Savona. Il Partito Comunista dei Lavoratori chiede al sindaco di Savona Federico Berruti chiarimenti sul presunto danno erariale di 3 milioni di Euro contestato dalla Corte dei Conti.
“In un recente dibattito elettorale un nostro candidato al Consiglio Comunale di Savona, poneva il problema dei ‘Derivati’ che le banche d’affari pretendono a garanzia dei mutui da esse elargiti al Tesoro Italiano o agli Enti che per necessità di bilancio ricorrono a questo tipo di finanziamento, chiedendosi quanti e quali di questi titoli pesano nelle casse del Comune di Savona. Puntualmente arriva la risposta, non dagli organi politici che hanno governato a Palazzo Sisto, bensì niente di meno che dalla Corte dei Conti promotrice di una inchiesta nei confronti degli Amministratori di Savona con in testa il sindaco Federico Berruti e l’assessore al bilancio Luca Martino, a quanto sembra per presunto danno erariale di ben 3 milioni di Euro inviando la documentazione raccolta alla propria Procura, per verificare i presunti illeciti o irregolarità” commentano dal Pcl di Savona.
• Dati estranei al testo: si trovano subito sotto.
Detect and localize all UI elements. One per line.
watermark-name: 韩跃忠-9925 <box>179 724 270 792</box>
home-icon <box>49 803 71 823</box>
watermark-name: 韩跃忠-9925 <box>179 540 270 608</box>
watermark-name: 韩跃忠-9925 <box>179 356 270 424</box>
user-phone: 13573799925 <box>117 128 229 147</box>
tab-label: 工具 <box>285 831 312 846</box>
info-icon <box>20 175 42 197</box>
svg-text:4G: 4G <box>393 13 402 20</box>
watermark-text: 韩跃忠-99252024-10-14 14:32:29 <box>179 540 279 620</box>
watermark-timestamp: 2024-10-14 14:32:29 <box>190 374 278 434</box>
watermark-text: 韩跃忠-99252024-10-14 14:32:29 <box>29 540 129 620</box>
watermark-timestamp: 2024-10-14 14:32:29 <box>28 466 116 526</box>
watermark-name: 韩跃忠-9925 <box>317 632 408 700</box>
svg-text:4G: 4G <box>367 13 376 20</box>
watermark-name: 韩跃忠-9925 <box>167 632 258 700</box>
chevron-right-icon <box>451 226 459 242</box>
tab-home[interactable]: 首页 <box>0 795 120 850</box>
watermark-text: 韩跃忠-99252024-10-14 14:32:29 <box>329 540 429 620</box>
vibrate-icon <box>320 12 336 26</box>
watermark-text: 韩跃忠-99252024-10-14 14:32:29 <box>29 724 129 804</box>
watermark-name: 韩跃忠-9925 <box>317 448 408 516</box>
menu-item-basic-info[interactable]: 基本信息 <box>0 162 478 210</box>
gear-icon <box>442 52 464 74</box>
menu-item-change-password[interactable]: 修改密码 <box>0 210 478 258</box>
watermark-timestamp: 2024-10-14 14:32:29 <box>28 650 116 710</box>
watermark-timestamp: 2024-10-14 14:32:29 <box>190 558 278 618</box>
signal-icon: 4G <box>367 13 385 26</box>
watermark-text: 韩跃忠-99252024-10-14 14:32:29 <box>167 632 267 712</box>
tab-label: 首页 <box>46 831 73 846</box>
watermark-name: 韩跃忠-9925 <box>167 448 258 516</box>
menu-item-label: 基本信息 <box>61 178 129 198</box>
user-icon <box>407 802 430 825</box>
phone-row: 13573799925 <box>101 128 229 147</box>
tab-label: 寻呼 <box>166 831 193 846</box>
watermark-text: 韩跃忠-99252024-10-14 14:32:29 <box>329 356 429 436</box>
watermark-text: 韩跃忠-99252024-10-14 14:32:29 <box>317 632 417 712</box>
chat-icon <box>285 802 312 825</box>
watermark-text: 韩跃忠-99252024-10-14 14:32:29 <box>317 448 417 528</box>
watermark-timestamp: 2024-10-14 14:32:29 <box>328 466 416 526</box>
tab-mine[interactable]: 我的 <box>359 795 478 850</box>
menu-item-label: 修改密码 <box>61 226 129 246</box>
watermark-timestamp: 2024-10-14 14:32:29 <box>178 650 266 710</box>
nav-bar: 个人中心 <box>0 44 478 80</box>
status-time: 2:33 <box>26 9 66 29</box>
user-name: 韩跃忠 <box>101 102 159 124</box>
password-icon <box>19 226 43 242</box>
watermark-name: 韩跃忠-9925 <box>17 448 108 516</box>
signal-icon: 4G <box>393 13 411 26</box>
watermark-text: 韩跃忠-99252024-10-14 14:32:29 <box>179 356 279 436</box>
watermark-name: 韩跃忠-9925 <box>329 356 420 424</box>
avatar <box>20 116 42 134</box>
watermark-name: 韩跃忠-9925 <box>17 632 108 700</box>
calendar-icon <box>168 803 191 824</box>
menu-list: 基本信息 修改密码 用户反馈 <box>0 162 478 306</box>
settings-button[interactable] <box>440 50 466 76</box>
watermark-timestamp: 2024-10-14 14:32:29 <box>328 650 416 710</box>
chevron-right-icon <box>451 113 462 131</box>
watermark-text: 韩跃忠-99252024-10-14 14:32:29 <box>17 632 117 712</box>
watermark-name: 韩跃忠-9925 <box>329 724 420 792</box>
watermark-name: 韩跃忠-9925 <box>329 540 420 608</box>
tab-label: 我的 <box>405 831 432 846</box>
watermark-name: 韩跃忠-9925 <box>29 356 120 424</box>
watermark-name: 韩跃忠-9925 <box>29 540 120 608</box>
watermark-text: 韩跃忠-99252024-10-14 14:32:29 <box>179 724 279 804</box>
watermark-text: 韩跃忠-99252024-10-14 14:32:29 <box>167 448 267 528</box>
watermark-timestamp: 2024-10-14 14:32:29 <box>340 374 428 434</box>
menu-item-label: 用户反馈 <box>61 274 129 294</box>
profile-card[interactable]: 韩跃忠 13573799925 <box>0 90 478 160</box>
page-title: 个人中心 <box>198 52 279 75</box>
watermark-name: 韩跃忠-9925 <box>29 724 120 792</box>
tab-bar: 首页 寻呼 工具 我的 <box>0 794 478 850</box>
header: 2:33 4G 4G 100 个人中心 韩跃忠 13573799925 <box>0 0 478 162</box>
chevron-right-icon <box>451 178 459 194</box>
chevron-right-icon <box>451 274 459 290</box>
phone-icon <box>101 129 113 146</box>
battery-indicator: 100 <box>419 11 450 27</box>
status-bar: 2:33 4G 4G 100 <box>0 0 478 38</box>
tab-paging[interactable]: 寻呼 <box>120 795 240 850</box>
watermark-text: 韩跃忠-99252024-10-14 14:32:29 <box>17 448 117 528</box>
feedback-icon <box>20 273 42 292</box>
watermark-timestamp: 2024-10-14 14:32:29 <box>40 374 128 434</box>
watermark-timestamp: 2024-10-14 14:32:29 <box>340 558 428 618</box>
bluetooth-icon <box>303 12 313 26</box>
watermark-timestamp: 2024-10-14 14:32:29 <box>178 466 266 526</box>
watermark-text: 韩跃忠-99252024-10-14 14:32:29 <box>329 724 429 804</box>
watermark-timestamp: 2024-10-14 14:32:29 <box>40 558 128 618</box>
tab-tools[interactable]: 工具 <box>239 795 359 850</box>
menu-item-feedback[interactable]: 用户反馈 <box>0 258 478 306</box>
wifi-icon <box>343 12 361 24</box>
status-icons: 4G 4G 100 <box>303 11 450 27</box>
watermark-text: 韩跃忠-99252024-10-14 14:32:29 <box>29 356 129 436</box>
“La vicenda si può riassumere sinteticamente in un conflitto di interessi che vede coinvolti gli Amministratori Savonesi, la Deutsche Bank ed una società di consulenza finanziaria la Value Partners Menagement Consultig consulente doppiogiochista, a quanto sembra emergere, abbia tutelato gli interessi della banca tedesca consigliando gli Amministratori Savonesi a privilegiare il mutuo della Deutsche Bank rispetto al precedente stipulato con Dexia Crediop, oggetto di rinnovo o ristrutturazione, e provocando alle casse comunali, con questo discutibile comportamento oggetto d’indagine, un presunto danno erariale di 3 milioni di Euro di cui bene o male i cittadini savonesi dovranno farsi carico” aggiungono dal Pcl, che sostiene la candidatura a sindaco di Giorgio Barisone.